Je suis Chantal et j’ai 37 ans. Il y a presque 19 ans je rencontrais un jeune homme sur les bancs de la fac. Nous étions en première année de médecine.
Un mariage, 2 enfants et une installation en médecine générale plus tard, je témoigne de ma condition d’épouse de médecin.
Je peux dire ce que l’on entend partout, ce n’est pas facile d’être marié à un médecin entre ses horaires, ses difficultés à prendre des vacances, cette impression année après année de gérer seule le quotidien d’une vie de famille entre mon propre travail (pas dans la médecine), mes enfants, ma maison…..expliquer aux enfants que papa rentre tard car il a encore du travail ou qu’il est de garde ; mais ça, finalement, c’est le quotidien de beaucoup de femmes ou d’hommes dont le conjoint a une profession très envahissante.
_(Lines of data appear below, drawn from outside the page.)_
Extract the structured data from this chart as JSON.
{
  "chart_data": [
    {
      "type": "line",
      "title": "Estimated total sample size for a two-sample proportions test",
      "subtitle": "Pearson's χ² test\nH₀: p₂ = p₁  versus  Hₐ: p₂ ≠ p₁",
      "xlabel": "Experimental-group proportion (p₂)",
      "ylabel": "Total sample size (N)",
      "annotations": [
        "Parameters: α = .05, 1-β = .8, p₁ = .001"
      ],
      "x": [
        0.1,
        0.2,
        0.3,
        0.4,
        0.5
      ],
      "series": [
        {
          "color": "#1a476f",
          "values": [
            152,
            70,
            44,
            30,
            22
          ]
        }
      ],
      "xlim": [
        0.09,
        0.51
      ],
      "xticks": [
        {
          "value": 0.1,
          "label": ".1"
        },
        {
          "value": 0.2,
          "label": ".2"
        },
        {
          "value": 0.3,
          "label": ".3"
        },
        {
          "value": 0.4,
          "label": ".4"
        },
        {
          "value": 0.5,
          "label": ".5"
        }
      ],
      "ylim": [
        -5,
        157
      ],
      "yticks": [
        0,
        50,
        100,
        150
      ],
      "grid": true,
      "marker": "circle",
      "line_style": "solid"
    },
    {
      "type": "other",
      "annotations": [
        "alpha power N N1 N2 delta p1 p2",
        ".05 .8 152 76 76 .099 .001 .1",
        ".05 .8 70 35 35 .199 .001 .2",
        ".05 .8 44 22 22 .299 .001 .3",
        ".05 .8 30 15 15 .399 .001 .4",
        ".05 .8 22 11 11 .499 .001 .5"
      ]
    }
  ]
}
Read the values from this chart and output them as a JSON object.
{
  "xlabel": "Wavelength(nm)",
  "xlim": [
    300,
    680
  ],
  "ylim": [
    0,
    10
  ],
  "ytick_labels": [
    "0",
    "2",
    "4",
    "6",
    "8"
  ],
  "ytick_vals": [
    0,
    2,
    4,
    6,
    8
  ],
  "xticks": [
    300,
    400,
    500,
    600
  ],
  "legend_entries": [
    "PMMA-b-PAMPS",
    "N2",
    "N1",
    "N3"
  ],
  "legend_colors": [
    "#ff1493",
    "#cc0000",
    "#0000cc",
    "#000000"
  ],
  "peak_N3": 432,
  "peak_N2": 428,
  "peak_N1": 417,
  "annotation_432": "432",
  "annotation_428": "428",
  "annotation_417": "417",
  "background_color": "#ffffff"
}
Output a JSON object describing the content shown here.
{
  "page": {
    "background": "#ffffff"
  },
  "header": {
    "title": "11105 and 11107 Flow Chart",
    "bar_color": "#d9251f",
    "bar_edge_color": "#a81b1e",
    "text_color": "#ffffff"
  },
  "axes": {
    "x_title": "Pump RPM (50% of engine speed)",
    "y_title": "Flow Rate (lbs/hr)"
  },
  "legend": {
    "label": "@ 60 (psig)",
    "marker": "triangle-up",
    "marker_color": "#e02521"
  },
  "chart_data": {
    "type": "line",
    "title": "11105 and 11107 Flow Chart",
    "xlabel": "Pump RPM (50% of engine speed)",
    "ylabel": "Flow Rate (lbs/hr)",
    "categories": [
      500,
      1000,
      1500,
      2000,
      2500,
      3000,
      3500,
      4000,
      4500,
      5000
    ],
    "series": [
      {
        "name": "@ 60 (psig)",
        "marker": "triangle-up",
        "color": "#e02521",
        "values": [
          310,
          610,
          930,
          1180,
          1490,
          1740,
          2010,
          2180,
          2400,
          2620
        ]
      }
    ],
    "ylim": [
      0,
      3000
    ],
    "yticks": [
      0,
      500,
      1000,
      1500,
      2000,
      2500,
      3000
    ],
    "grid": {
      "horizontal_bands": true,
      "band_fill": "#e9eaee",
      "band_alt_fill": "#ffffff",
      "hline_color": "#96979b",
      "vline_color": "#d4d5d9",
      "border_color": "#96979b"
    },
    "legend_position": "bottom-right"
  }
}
Il n’y a pas que les conjoints de médecins qui vivent et gèrent ce quotidien seul. Pour moi, ce qui a peut-être le plus d’impact sur moi dans le travail de mon mari c’est ce qu’il me raconte le soir en rentrant quand on se retrouve pour notre petit apéro et où l’on se raconte notre journée : en général c’est moi qui commence en racontant la journée des enfants, l’école, la nounou… puis je parle un peu de mon travail, d’un dossier qui m’enquiquine, d’un collègue qui m’a raconté ceci ou cela… bref des petites choses.
Puis c’est mon mari qui me raconte sa journée et là c’est tout de suite moins léger comme sujet. Pas tous les jours mais souvent il me raconte l’accident, l’infarctus, l’OAP, la dépression, la tentative de suicide, la dépendaison d’un suicidé la énième fausse-couche de sa patiente qui aimerait tant avoir un bébé, la découverte d’une malformation d’un fœtus ou à la naissance d’un enfant d’une de ses patientes, l’annonce d’un cancer, d’une leucémie… et moi toujours : et comment prend t il/elle la nouvelle ? Combien de temps lui reste t-il à vivre ??? Est ce des questions que beaucoup de gens posent le soir à l’apéro régulièrement ? Bien sûr, ce n’est pas tous les jours mais c’est suffisamment régulièrement pour que tout ceci me tracasse en imaginant souvent que c’est à nous qu’un jour cela va arriver !!! et de temps en temps je trouve ça fatiguant d’être confrontée à tous ces malheurs alors que je ne suis pas médecin, que je n’ai pas forcément été préparée à écouter tout cela.
Pourtant je suis fille d’un médecin anesthésiste et d’une pharmacienne, donc j’ai toujours vécu au milieu de médecins .
Mais je sais qu’il a besoin de raconter pour évacuer toute cette tension et repartir le lendemain soigner ses patients.